Mesmo tendo de assumir a maioria dos problemas relacionados à cadeia, sobretudo a superlotação e a falta de agentes penitenciários – apenas um policial militar vigia o presídio –, Teresinha não se arrepende de ter negado ir para promotorias menos problemáticas. “Gosto do interior, as pessoas precisam de nosso trabalho”.
Sem se lembrar da data, ela conta a surpreendente história de um homem vítima de assassinato na cidade. Sem familiares, ela e um policial se envolveram para ajeitar um caixão e uma sepultura no cemitério da cidade. “A gente não tinha nem lugar para o velório. Nem as igrejas quiseram o morto.”
Restou à promotora e a um policial, inclusive, a reza de despedida do morto em uma sala do presídio a poucos metros do autor do crime. “Bem que liguei para a ex-mulher do homem, mas ela não quis saber. Apenas informou o nome, a única identificação do morto”, ela relembra por telefone.
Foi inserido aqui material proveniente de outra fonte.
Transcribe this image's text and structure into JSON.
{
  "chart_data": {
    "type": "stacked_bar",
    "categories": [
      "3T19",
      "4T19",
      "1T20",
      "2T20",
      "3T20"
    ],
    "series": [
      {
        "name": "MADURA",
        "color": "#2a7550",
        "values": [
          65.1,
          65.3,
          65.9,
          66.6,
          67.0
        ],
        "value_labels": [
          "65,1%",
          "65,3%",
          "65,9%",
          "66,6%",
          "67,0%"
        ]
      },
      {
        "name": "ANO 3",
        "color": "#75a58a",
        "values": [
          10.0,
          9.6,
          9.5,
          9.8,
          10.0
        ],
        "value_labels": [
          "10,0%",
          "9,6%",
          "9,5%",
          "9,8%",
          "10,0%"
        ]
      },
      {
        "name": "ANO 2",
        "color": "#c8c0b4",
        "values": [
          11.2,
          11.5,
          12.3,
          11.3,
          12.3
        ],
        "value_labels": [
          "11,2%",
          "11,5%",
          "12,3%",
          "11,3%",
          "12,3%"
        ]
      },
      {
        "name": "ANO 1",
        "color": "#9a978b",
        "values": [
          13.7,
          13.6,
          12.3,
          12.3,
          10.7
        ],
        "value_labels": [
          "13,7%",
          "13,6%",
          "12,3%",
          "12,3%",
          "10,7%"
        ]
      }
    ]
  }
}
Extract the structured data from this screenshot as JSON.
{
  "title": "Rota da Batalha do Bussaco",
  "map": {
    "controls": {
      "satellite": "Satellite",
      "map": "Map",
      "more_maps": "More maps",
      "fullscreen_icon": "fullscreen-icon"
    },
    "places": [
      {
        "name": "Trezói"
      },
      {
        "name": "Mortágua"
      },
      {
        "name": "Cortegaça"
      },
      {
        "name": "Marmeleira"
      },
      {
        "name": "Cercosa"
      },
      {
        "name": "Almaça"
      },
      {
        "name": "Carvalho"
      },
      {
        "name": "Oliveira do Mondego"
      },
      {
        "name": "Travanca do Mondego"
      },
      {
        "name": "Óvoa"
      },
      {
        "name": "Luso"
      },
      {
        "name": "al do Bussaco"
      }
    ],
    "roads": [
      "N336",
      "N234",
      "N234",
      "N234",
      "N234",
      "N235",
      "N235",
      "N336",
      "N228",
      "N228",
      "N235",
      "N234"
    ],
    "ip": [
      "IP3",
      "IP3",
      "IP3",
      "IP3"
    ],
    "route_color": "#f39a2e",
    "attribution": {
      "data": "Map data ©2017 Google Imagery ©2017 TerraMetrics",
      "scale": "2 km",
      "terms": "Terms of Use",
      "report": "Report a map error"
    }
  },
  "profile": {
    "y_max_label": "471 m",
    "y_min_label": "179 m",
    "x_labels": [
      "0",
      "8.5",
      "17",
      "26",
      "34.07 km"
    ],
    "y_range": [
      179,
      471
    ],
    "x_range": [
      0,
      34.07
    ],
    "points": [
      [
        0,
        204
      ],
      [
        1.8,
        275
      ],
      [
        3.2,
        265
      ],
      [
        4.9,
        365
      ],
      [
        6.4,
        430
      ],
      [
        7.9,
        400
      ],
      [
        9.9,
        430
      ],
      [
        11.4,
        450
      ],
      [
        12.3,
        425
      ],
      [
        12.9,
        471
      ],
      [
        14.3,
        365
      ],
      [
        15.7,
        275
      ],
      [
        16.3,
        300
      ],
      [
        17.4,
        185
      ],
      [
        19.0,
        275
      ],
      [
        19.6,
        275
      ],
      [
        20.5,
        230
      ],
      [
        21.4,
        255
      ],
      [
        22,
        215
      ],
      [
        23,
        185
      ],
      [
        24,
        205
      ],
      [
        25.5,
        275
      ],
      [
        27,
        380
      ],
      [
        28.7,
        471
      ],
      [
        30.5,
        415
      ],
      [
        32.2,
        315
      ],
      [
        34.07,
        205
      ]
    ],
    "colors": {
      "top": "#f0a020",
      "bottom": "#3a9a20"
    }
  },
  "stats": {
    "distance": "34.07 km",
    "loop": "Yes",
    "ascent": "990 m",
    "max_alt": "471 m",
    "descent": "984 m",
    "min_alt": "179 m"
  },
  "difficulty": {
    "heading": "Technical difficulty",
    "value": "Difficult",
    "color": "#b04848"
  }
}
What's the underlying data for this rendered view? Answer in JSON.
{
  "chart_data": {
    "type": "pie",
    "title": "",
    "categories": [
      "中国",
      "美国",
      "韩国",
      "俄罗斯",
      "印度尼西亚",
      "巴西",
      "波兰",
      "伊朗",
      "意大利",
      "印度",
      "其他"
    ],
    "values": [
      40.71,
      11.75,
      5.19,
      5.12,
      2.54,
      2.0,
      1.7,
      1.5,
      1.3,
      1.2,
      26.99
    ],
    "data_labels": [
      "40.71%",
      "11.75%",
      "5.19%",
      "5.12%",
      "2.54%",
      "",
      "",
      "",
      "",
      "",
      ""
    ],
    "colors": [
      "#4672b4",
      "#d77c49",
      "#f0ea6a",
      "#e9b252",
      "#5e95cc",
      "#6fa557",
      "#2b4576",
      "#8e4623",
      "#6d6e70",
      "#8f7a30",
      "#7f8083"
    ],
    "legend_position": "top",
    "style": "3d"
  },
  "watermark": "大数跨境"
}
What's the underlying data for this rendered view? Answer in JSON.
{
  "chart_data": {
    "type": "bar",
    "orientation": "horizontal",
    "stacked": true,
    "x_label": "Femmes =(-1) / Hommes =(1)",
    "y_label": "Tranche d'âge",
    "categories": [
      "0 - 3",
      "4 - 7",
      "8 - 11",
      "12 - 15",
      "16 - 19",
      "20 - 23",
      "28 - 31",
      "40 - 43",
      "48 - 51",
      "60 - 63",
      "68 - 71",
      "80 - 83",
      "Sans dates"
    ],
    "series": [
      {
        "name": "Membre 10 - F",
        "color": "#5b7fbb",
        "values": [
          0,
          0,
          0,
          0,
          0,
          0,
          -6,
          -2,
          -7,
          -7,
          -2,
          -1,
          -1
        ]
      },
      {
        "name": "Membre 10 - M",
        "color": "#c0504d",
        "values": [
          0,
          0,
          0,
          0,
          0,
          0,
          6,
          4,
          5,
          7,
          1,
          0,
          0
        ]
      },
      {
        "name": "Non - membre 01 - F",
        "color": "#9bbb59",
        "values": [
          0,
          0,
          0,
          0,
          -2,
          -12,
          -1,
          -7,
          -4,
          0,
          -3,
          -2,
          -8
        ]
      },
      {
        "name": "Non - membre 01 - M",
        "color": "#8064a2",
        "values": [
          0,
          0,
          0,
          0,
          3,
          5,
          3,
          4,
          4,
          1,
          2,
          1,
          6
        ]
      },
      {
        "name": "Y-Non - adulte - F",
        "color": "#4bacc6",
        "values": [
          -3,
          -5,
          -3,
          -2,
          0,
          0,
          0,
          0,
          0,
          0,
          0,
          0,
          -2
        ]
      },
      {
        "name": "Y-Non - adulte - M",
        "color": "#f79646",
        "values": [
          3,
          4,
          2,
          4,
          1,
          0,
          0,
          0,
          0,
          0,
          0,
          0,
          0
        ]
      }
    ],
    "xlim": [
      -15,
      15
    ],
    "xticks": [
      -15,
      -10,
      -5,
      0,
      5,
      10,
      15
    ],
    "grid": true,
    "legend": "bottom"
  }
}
Ainda sobre o presídio, ela relata que a maior reclamação vem das mulheres dos presos. “Se uma mulher de preso chega no horário de visita e não tem uma policial feminina, a visita não é permitida. Tem apenas uma na cidade e, quando está de folga, é um caos. Se tiver em folga a policial não pode fazer as revistas”, exemplifica.
Rifa de lote ajuda na “vaquinha”

Presidente da OAB de Caiapônia, Rômulo Pereira doa lote para rifa
Professores, comerciantes e até garis andam com carnês da rifa de um lote avaliado em R$ 32 mil no Centro de Caiapônia. Para participar do sorteio é preciso desembolsar R$ 30. Doado pelo presidente da OAB, seccional de Caiapônia, Rômulo Pereira da Costa, a venda dos carnês engordou a conta para a construção do novo presídio para quase R$ 100 mil. “Doei o lote porque sempre participo da OAB na diretoria e, agora na presidência, precisava contribuir. Todo mundo está participando, decidi assumir o protagonismo”, disse.
O lote atualmente está avaliado em R$ 32 mil à vista, diz o advogado, e R$ 60 mil à prestação. “Apenas com a venda de todos os carnês que distribui, inclusive, para os 62 advogados da região, estimamos arrecadar pelo menos R$ 90 mil. Mesmo que todos não sejam vendidos, garantimos pelo menos R$ 65 mil”, aguarda Rômulo.
A intenção é construir um novo presídio, em outro local, que deverá ser estudado pela prefeitura. Mas isso só vai ser possível se o dinheiro ultrapassar a estimativa, ou seja, mais de R$ 200 mil. Caso contrário, o antigo será demolido e o novo deve preencher os 70% de área restante.
Em resposta sobre a expectativa dos presos, Rômulo Pereira brinca: “Eles acham que é para melhorar a vida deles, mas é para caber mais”. Conforme a juíza Gabriela Maria de Oliveira Franco, até o trabalho de presos pode ser considerado para a construção da nova cadeia pública. “Pretendemos diminuir o tempo de prisão. A cada três dias de trabalho, um dia de pena a menos. Evidentemente vamos considerar o bom comportamento, mesmo com presos do regime fechado. Vai ser bom para toda a sociedade.”